The Airbus A320 family rate, running at 34 a month, will rise to 36 a month at the end of the year, as the airframer prepares for the market recovery. The cut to current rate of 34 was announced a year ago when output was rising through 36 aircraft and heading to 40.
"Now it is definitely time to think ahead," says Tom Williams, Airbus executive vice-president, programmes.
Boeing Commercial Airplanes president Jim Albaugh, whose stated intention is to retake top spot in output from Airbus next year, suggests that the US airframer is set to mirror the Airbus move, with a decision planned "sometime this summer" about increasing the 737 rate.
Speaking at the JP Morgan Aviation, Transportation & Defense Conference in New York, Albaugh said: "We think we're coming back into a positive cycle in the marketplace."
Boeing's 737 delivery slots are "sold out" in 2011 and production is "over committed" in 2012, based on the current 31.5 aircraft a month output, he adds.
Airbus does not intend to make any changes on the widebody front, with A330/A340 family output to remain at eight a month.
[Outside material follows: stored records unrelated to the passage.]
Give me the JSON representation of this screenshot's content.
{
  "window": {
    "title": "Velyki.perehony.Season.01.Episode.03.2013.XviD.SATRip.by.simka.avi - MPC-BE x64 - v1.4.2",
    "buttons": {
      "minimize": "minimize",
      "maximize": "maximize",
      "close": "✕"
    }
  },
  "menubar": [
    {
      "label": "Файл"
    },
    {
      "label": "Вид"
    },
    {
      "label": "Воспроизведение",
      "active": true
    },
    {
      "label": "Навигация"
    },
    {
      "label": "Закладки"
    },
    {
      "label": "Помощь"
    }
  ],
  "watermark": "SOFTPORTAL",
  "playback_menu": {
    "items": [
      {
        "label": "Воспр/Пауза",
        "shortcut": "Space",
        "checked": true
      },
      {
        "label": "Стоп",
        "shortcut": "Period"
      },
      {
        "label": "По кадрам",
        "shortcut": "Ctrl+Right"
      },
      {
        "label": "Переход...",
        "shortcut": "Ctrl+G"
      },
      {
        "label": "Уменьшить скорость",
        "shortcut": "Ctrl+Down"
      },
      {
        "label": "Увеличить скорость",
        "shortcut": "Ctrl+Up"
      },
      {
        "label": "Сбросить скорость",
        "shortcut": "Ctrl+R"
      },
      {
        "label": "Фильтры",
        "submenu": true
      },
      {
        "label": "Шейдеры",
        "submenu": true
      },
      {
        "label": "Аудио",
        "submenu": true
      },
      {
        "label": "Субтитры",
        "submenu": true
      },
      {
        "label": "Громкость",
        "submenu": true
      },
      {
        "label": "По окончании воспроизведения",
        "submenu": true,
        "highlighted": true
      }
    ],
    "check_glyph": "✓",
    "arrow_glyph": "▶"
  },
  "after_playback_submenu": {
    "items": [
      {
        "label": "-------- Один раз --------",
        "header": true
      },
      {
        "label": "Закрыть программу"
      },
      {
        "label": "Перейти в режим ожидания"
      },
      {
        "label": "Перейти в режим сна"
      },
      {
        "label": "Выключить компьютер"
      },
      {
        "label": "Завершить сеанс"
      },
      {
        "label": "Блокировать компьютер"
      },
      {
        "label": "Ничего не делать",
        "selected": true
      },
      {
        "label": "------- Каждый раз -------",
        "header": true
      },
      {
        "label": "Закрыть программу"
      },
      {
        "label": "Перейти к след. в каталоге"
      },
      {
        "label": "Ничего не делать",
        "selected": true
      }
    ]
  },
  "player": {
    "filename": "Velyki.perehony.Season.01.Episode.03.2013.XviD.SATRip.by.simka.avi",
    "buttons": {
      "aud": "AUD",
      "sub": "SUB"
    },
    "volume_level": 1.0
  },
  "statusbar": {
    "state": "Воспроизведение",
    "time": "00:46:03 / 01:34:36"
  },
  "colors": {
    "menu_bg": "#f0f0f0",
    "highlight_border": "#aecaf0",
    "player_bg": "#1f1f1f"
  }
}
However, Albaugh says that Boeing will in April decide on 777 production, with a possible increase beginning in 2011. The 777 rate is now decreasing from seven a month and is due to reach five in June.
Additionally, Albaugh says that 787 production, now at two aircraft a month, will rise to 2.5 a month in August as the airframer continues to ramp toward 10 aircraft a month in 2013.
For 2010, Airbus aims to keep delivery levels around the same as last year, when it shipped 498 aircraft, including 402 A320-family jets. Boeing expects between 460 and 465 deliveries in 2010, down from 481 last year.
This would mean that Boeing would be second in output terms to Airbus for the eighth consecutive year, but Albaugh says his intention is to reverse this in 2011. This would restore Boeing's status as the world's largest airliner producer for the first time since 2002.